Fathers and Doctors of the Church Documents
  • De Fide (378) - Of Faith - Ambrose
    • Book III - Chapter 11
      • "80. Furthermore, we are taught how He is made "higher than the heavens." "Unspotted," saith the Scripture, "separate from sinners, and made higher than the heavens; not having daily need, as the priests have need, to offer a victim first for his own sins, and then for those of the people.  For this He did by sacrificing Himself once and for all ." None is said to be made higher, save he who has in some respect been lower; Christ, then, is, by His sitting at the right hand of the Father, made higher in regard of that wherein, being made lower than the angels,  He offered Himself to suffer ."
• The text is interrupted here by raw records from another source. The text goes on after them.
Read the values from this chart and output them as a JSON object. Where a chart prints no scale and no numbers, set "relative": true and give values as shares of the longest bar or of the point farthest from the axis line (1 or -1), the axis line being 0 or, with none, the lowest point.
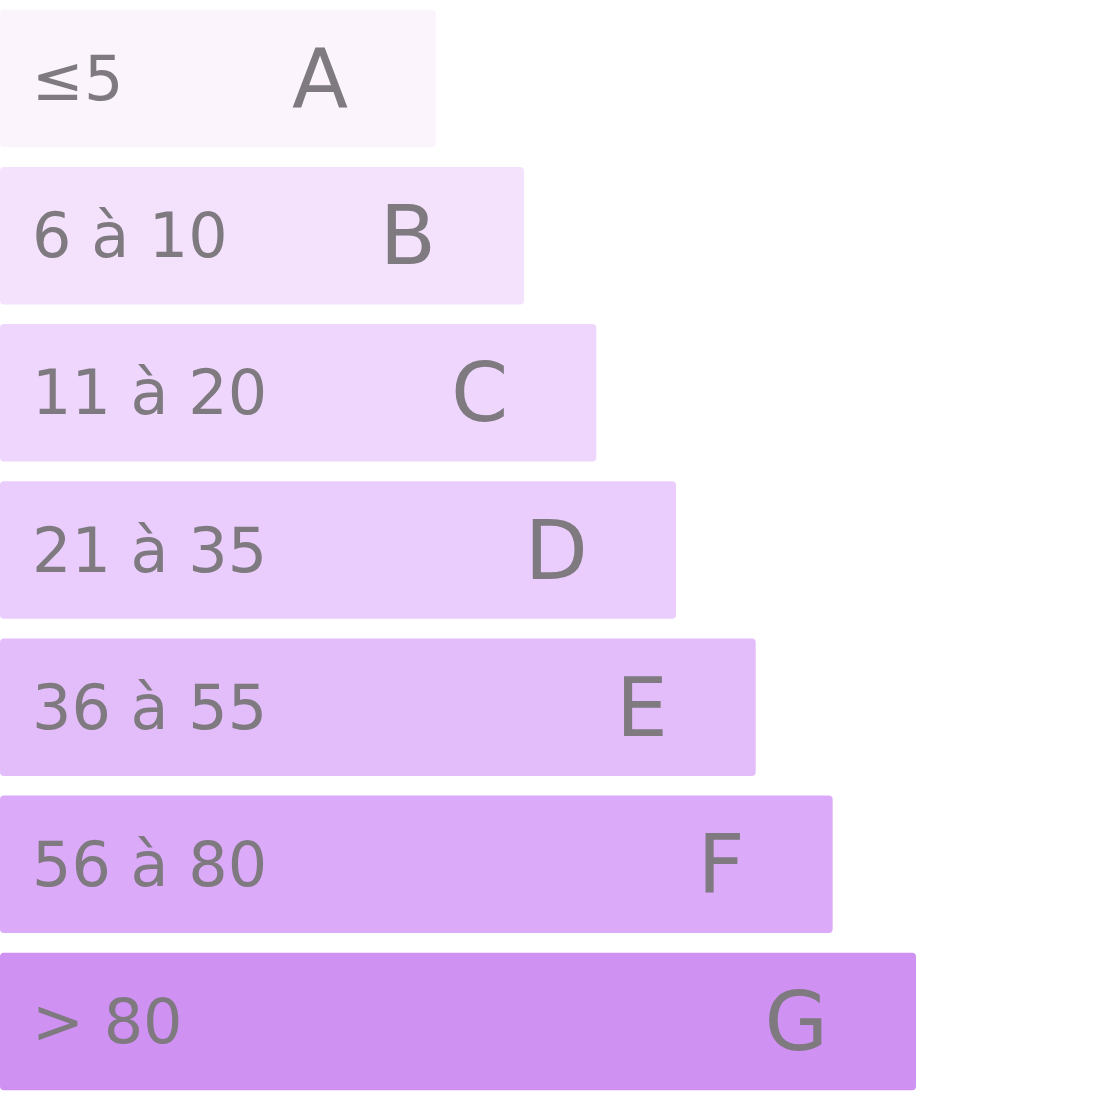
{
  "chart_data": {
    "type": "bar",
    "orientation": "horizontal",
    "relative": true,
    "categories": [
      "≤5",
      "6 à 10",
      "11 à 20",
      "21 à 35",
      "36 à 55",
      "56 à 80",
      "> 80"
    ],
    "values": [
      0.476,
      0.572,
      0.651,
      0.738,
      0.825,
      0.909,
      1
    ],
    "colors": [
      "#fbf4fd",
      "#f4e2fc",
      "#eed6fc",
      "#eacdfc",
      "#e3bdfa",
      "#dbaaf9",
      "#cf91f2"
    ],
    "annotations": [
      {
        "text": "A",
        "y": "≤5"
      },
      {
        "text": "B",
        "y": "6 à 10"
      },
      {
        "text": "C",
        "y": "11 à 20"
      },
      {
        "text": "D",
        "y": "21 à 35"
      },
      {
        "text": "E",
        "y": "36 à 55"
      },
      {
        "text": "F",
        "y": "56 à 80"
      },
      {
        "text": "G",
        "y": "> 80"
      }
    ]
  }
}
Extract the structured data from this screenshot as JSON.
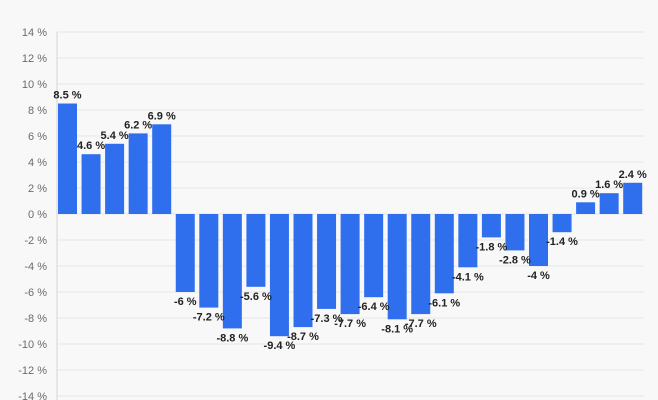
{
  "chart_data": {
    "type": "bar",
    "title": "",
    "xlabel": "",
    "ylabel": "",
    "ylim": [
      -14,
      14
    ],
    "yticks": [
      -14,
      -12,
      -10,
      -8,
      -6,
      -4,
      -2,
      0,
      2,
      4,
      6,
      8,
      10,
      12,
      14
    ],
    "ytick_labels": [
      "-14 %",
      "-12 %",
      "-10 %",
      "-8 %",
      "-6 %",
      "-4 %",
      "-2 %",
      "0 %",
      "2 %",
      "4 %",
      "6 %",
      "8 %",
      "10 %",
      "12 %",
      "14 %"
    ],
    "grid": true,
    "bar_color": "#2f6fed",
    "values": [
      8.5,
      4.6,
      5.4,
      6.2,
      6.9,
      -6,
      -7.2,
      -8.8,
      -5.6,
      -9.4,
      -8.7,
      -7.3,
      -7.7,
      -6.4,
      -8.1,
      -7.7,
      -6.1,
      -4.1,
      -1.8,
      -2.8,
      -4,
      -1.4,
      0.9,
      1.6,
      2.4
    ],
    "labels": [
      "8.5 %",
      "4.6 %",
      "5.4 %",
      "6.2 %",
      "6.9 %",
      "-6 %",
      "-7.2 %",
      "-8.8 %",
      "-5.6 %",
      "-9.4 %",
      "-8.7 %",
      "-7.3 %",
      "-7.7 %",
      "-6.4 %",
      "-8.1 %",
      "-7.7 %",
      "-6.1 %",
      "-4.1 %",
      "-1.8 %",
      "-2.8 %",
      "-4 %",
      "-1.4 %",
      "0.9 %",
      "1.6 %",
      "2.4 %"
    ]
  }
}
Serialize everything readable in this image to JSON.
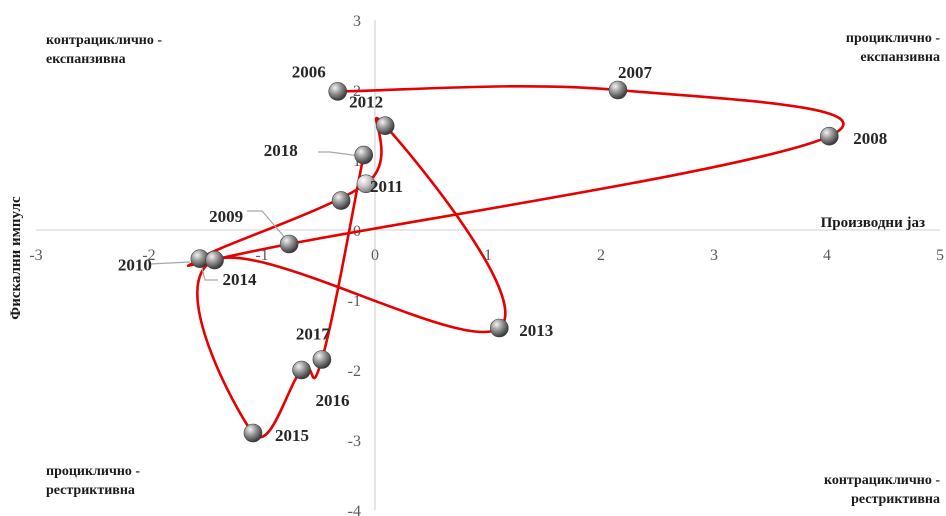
{
  "chart_data": {
    "type": "scatter",
    "xlabel": "Производни јаз",
    "ylabel": "Фискални импулс",
    "xlim": [
      -3,
      5
    ],
    "ylim": [
      -4,
      3
    ],
    "xticks": [
      "-3",
      "-2",
      "-1",
      "0",
      "1",
      "2",
      "3",
      "4",
      "5"
    ],
    "yticks": [
      "-4",
      "-3",
      "-2",
      "-1",
      "0",
      "1",
      "2",
      "3"
    ],
    "quadrant_labels": {
      "top_left": [
        "контрациклично -",
        "експанзивна"
      ],
      "top_right": [
        "процик­лично -",
        "експанзивна"
      ],
      "bottom_left": [
        "процик­лично -",
        "рестриктивна"
      ],
      "bottom_right": [
        "контрациклично -",
        "рестриктивна"
      ]
    },
    "grid": false,
    "connected_line": true,
    "colors": {
      "line": "#e60000",
      "marker": "#7f7f7f",
      "axis": "#d9d9d9"
    },
    "points": [
      {
        "label": "2006",
        "x": -0.33,
        "y": 1.98
      },
      {
        "label": "2007",
        "x": 2.15,
        "y": 2.0
      },
      {
        "label": "2008",
        "x": 4.02,
        "y": 1.34
      },
      {
        "label": "2009",
        "x": -0.76,
        "y": -0.2
      },
      {
        "label": "2010",
        "x": -1.55,
        "y": -0.41
      },
      {
        "label": "2011",
        "x": -0.08,
        "y": 0.66
      },
      {
        "label": "2012",
        "x": 0.09,
        "y": 1.49
      },
      {
        "label": "2013",
        "x": 1.1,
        "y": -1.4
      },
      {
        "label": "2014",
        "x": -1.42,
        "y": -0.43
      },
      {
        "label": "2015",
        "x": -1.08,
        "y": -2.9
      },
      {
        "label": "2016",
        "x": -0.65,
        "y": -2.0
      },
      {
        "label": "2017",
        "x": -0.47,
        "y": -1.85
      },
      {
        "label": "2018",
        "x": -0.1,
        "y": 1.07
      }
    ],
    "extra_points": [
      {
        "x": -0.3,
        "y": 0.42
      }
    ]
  }
}
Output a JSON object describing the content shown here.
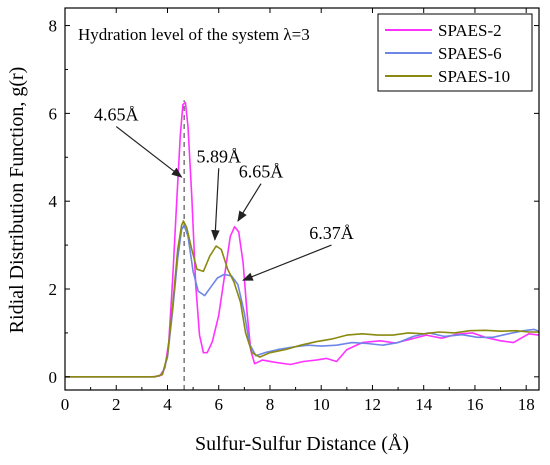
{
  "chart_data": {
    "type": "line",
    "title": "",
    "xlabel": "Sulfur-Sulfur Distance (Å)",
    "ylabel": "Ridial Distribution Function, g(r)",
    "xlim": [
      0,
      18.5
    ],
    "ylim": [
      -0.3,
      8.4
    ],
    "xticks": [
      "0",
      "2",
      "4",
      "6",
      "8",
      "10",
      "12",
      "14",
      "16",
      "18"
    ],
    "yticks": [
      "0",
      "2",
      "4",
      "6",
      "8"
    ],
    "grid": false,
    "legend_position": "top-right",
    "note": "Hydration level of the system λ=3",
    "series": [
      {
        "name": "SPAES-2",
        "color": "#ff33ff",
        "points": [
          [
            0,
            0
          ],
          [
            3.4,
            0
          ],
          [
            3.7,
            0.02
          ],
          [
            3.9,
            0.2
          ],
          [
            4.05,
            0.8
          ],
          [
            4.2,
            2.2
          ],
          [
            4.35,
            3.9
          ],
          [
            4.5,
            5.5
          ],
          [
            4.6,
            6.2
          ],
          [
            4.7,
            6.25
          ],
          [
            4.8,
            5.7
          ],
          [
            4.95,
            4.1
          ],
          [
            5.1,
            2.1
          ],
          [
            5.25,
            0.95
          ],
          [
            5.4,
            0.55
          ],
          [
            5.55,
            0.55
          ],
          [
            5.75,
            0.8
          ],
          [
            6.0,
            1.4
          ],
          [
            6.2,
            2.2
          ],
          [
            6.45,
            3.2
          ],
          [
            6.62,
            3.42
          ],
          [
            6.78,
            3.3
          ],
          [
            6.95,
            2.6
          ],
          [
            7.1,
            1.5
          ],
          [
            7.25,
            0.6
          ],
          [
            7.4,
            0.3
          ],
          [
            7.7,
            0.38
          ],
          [
            8.2,
            0.33
          ],
          [
            8.8,
            0.28
          ],
          [
            9.3,
            0.35
          ],
          [
            9.8,
            0.38
          ],
          [
            10.2,
            0.42
          ],
          [
            10.6,
            0.35
          ],
          [
            11.0,
            0.62
          ],
          [
            11.6,
            0.78
          ],
          [
            12.3,
            0.82
          ],
          [
            12.9,
            0.77
          ],
          [
            13.5,
            0.86
          ],
          [
            14.1,
            0.95
          ],
          [
            14.7,
            0.88
          ],
          [
            15.3,
            0.97
          ],
          [
            15.9,
            1.0
          ],
          [
            16.4,
            0.9
          ],
          [
            17.0,
            0.82
          ],
          [
            17.5,
            0.78
          ],
          [
            18.1,
            0.98
          ],
          [
            18.5,
            0.95
          ]
        ]
      },
      {
        "name": "SPAES-6",
        "color": "#6e86e6",
        "points": [
          [
            0,
            0
          ],
          [
            3.5,
            0
          ],
          [
            3.8,
            0.05
          ],
          [
            4.0,
            0.45
          ],
          [
            4.2,
            1.5
          ],
          [
            4.4,
            2.7
          ],
          [
            4.55,
            3.35
          ],
          [
            4.65,
            3.45
          ],
          [
            4.8,
            3.2
          ],
          [
            5.0,
            2.4
          ],
          [
            5.2,
            1.95
          ],
          [
            5.45,
            1.85
          ],
          [
            5.7,
            2.05
          ],
          [
            5.95,
            2.25
          ],
          [
            6.2,
            2.33
          ],
          [
            6.5,
            2.3
          ],
          [
            6.75,
            2.1
          ],
          [
            7.0,
            1.45
          ],
          [
            7.2,
            0.75
          ],
          [
            7.45,
            0.48
          ],
          [
            7.8,
            0.55
          ],
          [
            8.3,
            0.62
          ],
          [
            8.9,
            0.68
          ],
          [
            9.5,
            0.72
          ],
          [
            10.0,
            0.7
          ],
          [
            10.6,
            0.72
          ],
          [
            11.2,
            0.78
          ],
          [
            11.8,
            0.76
          ],
          [
            12.4,
            0.72
          ],
          [
            13.0,
            0.78
          ],
          [
            13.6,
            0.92
          ],
          [
            14.2,
            1.0
          ],
          [
            14.8,
            0.92
          ],
          [
            15.5,
            0.96
          ],
          [
            16.1,
            0.9
          ],
          [
            16.7,
            0.9
          ],
          [
            17.3,
            0.98
          ],
          [
            17.9,
            1.05
          ],
          [
            18.3,
            1.08
          ],
          [
            18.5,
            1.04
          ]
        ]
      },
      {
        "name": "SPAES-10",
        "color": "#8a8a10",
        "points": [
          [
            0,
            0
          ],
          [
            3.5,
            0
          ],
          [
            3.8,
            0.05
          ],
          [
            4.0,
            0.5
          ],
          [
            4.2,
            1.6
          ],
          [
            4.4,
            2.9
          ],
          [
            4.55,
            3.45
          ],
          [
            4.62,
            3.55
          ],
          [
            4.75,
            3.4
          ],
          [
            4.95,
            2.9
          ],
          [
            5.15,
            2.45
          ],
          [
            5.4,
            2.4
          ],
          [
            5.65,
            2.75
          ],
          [
            5.9,
            2.98
          ],
          [
            6.1,
            2.9
          ],
          [
            6.35,
            2.45
          ],
          [
            6.6,
            2.15
          ],
          [
            6.85,
            1.7
          ],
          [
            7.05,
            1.0
          ],
          [
            7.3,
            0.55
          ],
          [
            7.6,
            0.45
          ],
          [
            8.0,
            0.55
          ],
          [
            8.6,
            0.62
          ],
          [
            9.2,
            0.72
          ],
          [
            9.8,
            0.8
          ],
          [
            10.4,
            0.86
          ],
          [
            11.0,
            0.95
          ],
          [
            11.6,
            0.98
          ],
          [
            12.2,
            0.95
          ],
          [
            12.8,
            0.95
          ],
          [
            13.4,
            1.0
          ],
          [
            14.0,
            0.98
          ],
          [
            14.6,
            1.02
          ],
          [
            15.2,
            1.0
          ],
          [
            15.8,
            1.05
          ],
          [
            16.4,
            1.06
          ],
          [
            17.0,
            1.04
          ],
          [
            17.6,
            1.05
          ],
          [
            18.1,
            1.02
          ],
          [
            18.5,
            1.02
          ]
        ]
      }
    ],
    "reference_line": {
      "x": 4.65,
      "style": "dashed",
      "color": "#555555"
    },
    "annotations": [
      {
        "text": "4.65Å",
        "text_at": [
          2.0,
          5.7
        ],
        "arrow_to": [
          4.55,
          4.55
        ]
      },
      {
        "text": "5.89Å",
        "text_at": [
          6.0,
          4.75
        ],
        "arrow_to": [
          5.85,
          3.12
        ]
      },
      {
        "text": "6.65Å",
        "text_at": [
          7.65,
          4.4
        ],
        "arrow_to": [
          6.75,
          3.55
        ]
      },
      {
        "text": "6.37Å",
        "text_at": [
          10.4,
          3.0
        ],
        "arrow_to": [
          6.95,
          2.2
        ]
      }
    ]
  }
}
  • De Civitate Dei (Book 10) (426) - City of God - Augustine
    • Chapter 6: Of the True and Perfect Sacrifice
      • "Since, therefore, true sacrifices are works of mercy to ourselves or others, done with a reference to God, and since works of mercy have no other object than the relief of distress or the conferring of happiness, and since there is no happiness apart from that good of which it is said, It is good for me to be very near to God, it follows that the whole redeemed city, that is to say, the congregation or community of the saints, is offered to God as our sacrifice through  the great High Priest, who offered Himself to God in His passion for us , that we might be members of this glorious head, according to the form of a servant. For it was this form He offered, in this He was offered, because it is according to it He is Mediator, in this He is our Priest, in this the Sacrifice."